Non-medical device apps blur the line between a traditionally administered therapy and a patented regimen. Pear Therapeutics, for example, in partnership with the pharmaceutical company Novartis, is developing a CBT type intervention for patients with schizophrenia, designed to enhance response to antipsychotic medications (and of course simultaneously improve adherence). Other apps use components of recognized psychological treatments to enhance management of ADHD, major depressive disorder, and Alzheimer’s disease.

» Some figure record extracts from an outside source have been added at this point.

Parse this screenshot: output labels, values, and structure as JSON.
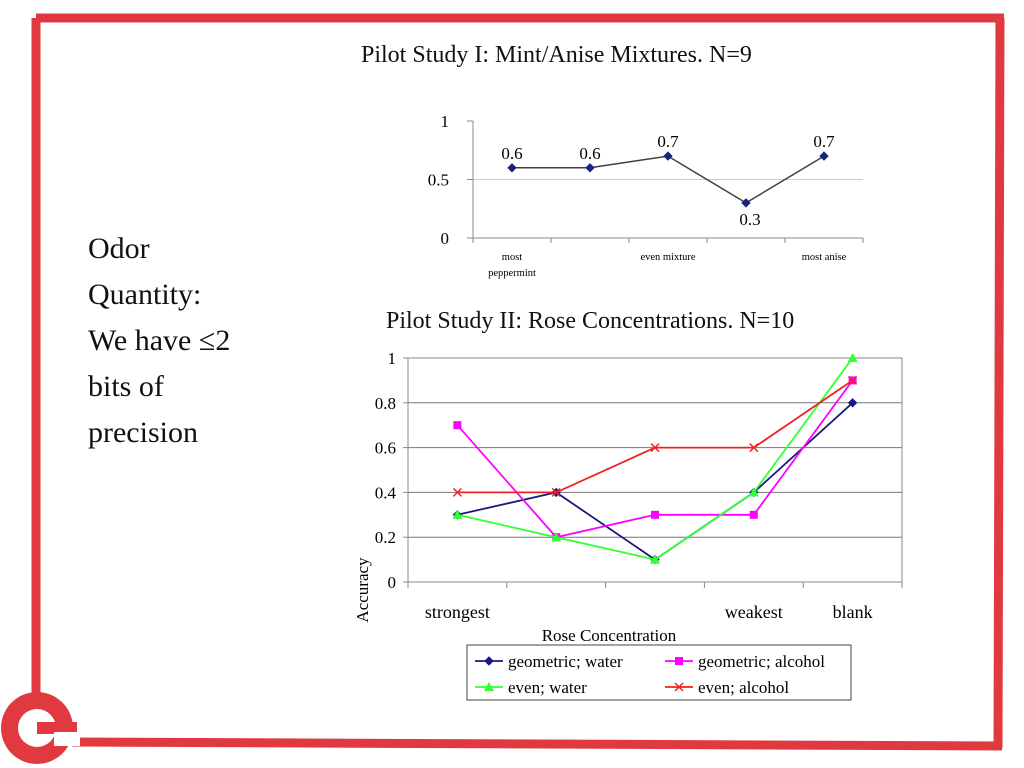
{
  "brand_color": "#e03a40",
  "side_text": {
    "lines": [
      "Odor",
      "Quantity:",
      "We have ≤2",
      "bits of",
      "precision"
    ]
  },
  "chart_data": [
    {
      "type": "line",
      "title": "Pilot Study I: Mint/Anise Mixtures.  N=9",
      "categories": [
        "most peppermint",
        "",
        "even mixture",
        "",
        "most anise"
      ],
      "category_labels": [
        [
          "most",
          "peppermint"
        ],
        [
          ""
        ],
        [
          "even mixture"
        ],
        [
          ""
        ],
        [
          "most anise"
        ]
      ],
      "series": [
        {
          "values": [
            0.6,
            0.6,
            0.7,
            0.3,
            0.7
          ],
          "color": "#404040",
          "marker": "diamond",
          "marker_color": "#1a237e"
        }
      ],
      "data_labels": [
        "0.6",
        "0.6",
        "0.7",
        "0.3",
        "0.7"
      ],
      "ylim": [
        0,
        1
      ],
      "yticks": [
        {
          "value": 0,
          "label": "0"
        },
        {
          "value": 0.5,
          "label": "0.5"
        },
        {
          "value": 1,
          "label": "1"
        }
      ],
      "grid": "y at 0.5",
      "xlabel": "",
      "ylabel": ""
    },
    {
      "type": "line",
      "title": "Pilot Study II: Rose Concentrations.  N=10",
      "categories": [
        "strongest",
        "",
        "",
        "weakest",
        "blank"
      ],
      "series": [
        {
          "name": "geometric; water",
          "values": [
            0.3,
            0.4,
            0.1,
            0.4,
            0.8
          ],
          "color": "#1a1a80",
          "marker": "diamond"
        },
        {
          "name": "geometric; alcohol",
          "values": [
            0.7,
            0.2,
            0.3,
            0.3,
            0.9
          ],
          "color": "#ff00ff",
          "marker": "square"
        },
        {
          "name": "even; water",
          "values": [
            0.3,
            0.2,
            0.1,
            0.4,
            1.0
          ],
          "color": "#33ff33",
          "marker": "triangle"
        },
        {
          "name": "even; alcohol",
          "values": [
            0.4,
            0.4,
            0.6,
            0.6,
            0.9
          ],
          "color": "#ee2222",
          "marker": "x"
        }
      ],
      "ylim": [
        0,
        1
      ],
      "yticks": [
        {
          "value": 0,
          "label": "0"
        },
        {
          "value": 0.2,
          "label": "0.2"
        },
        {
          "value": 0.4,
          "label": "0.4"
        },
        {
          "value": 0.6,
          "label": "0.6"
        },
        {
          "value": 0.8,
          "label": "0.8"
        },
        {
          "value": 1,
          "label": "1"
        }
      ],
      "grid": "horizontal",
      "legend": "bottom",
      "xlabel": "Rose Concentration",
      "ylabel": "Accuracy"
    }
  ]
}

Such apps have obvious appeal to Big Pharma. The psychotropic drug pipeline has slowed to a trickle, and there is increasing awareness of the limited therapeutic benefits of drug treatment. An all-in-one package that combines behavioral or psychological interventions with some form of outcomes assessment is likely to provide stronger evidence of a drug’s effectiveness, and thereby increase sales. This isn’t necessarily bad. The implicit acknowledgement that drugs should be combined with psychosocial or behavioral interventions is overall positive – and long overdue. Also, since most patients are treated not by specialists but in primary care, where the chances of receiving drug therapy are high and the chances of receiving psychotherapy low, a mechanism to expose patients to non-drug treatments could, perhaps, expose more patients to efficacious interventions.
But at the same time numerous risks can be envisioned. Here are two very pragmatic ones: Will insurors only pay for an FDA sanctioned treatment, and bypass equivalent treatments that aren’t packaged into an approved app? Will they ignore providers who are not authorized to “prescribe” a certain app? Will patients taking certain types of medication be required to also purchase and utilize an app, where they may have little or no control over what data are collected and what patient information is being shared with app developers?
While not downplaying the significance of these pragmatic concerns, again a larger concern looms. At heart, all of these apps are built around algorithms that make fundamental assumptions about all patients and all disorders. Mr X., with a diagnosis of major depression, is anticipated to respond to an intervention in much the same way as is Mrs. Y, who receives the same intervention for the same diagnosis. And, just as we measure response to drug treatment, progress in algorithmic treatment is also likely to be measured in nomothetic ways – I imagine by a reduction in scaled scores on standardized tests of depression. A patient who fails to achieve algorithmically determined treatment goals may quickly be viewed as a treatment failure. Apps, for all their sophisticated technology and the power of their data collection, basically assume that humans behave exactly like the instructions in the user guide say they will. Real world experience repeatedly demonstrates the fallibility of this assumption. We seem to continually forget this lesson: It is less the precision of an intervention than the quality of the relationship between the patient and the provider that makes the most difference.
I’m not sure I can foresee a future where patients form working therapeutic relationships with their apps (in my own experience, Siri and I broke up after a very brief courtship. Alexa may be a nice, if quite intrusive robot, but a psychologist she is definitely not). Patients may profess to love their apps, but I have yet to see one that loves them back.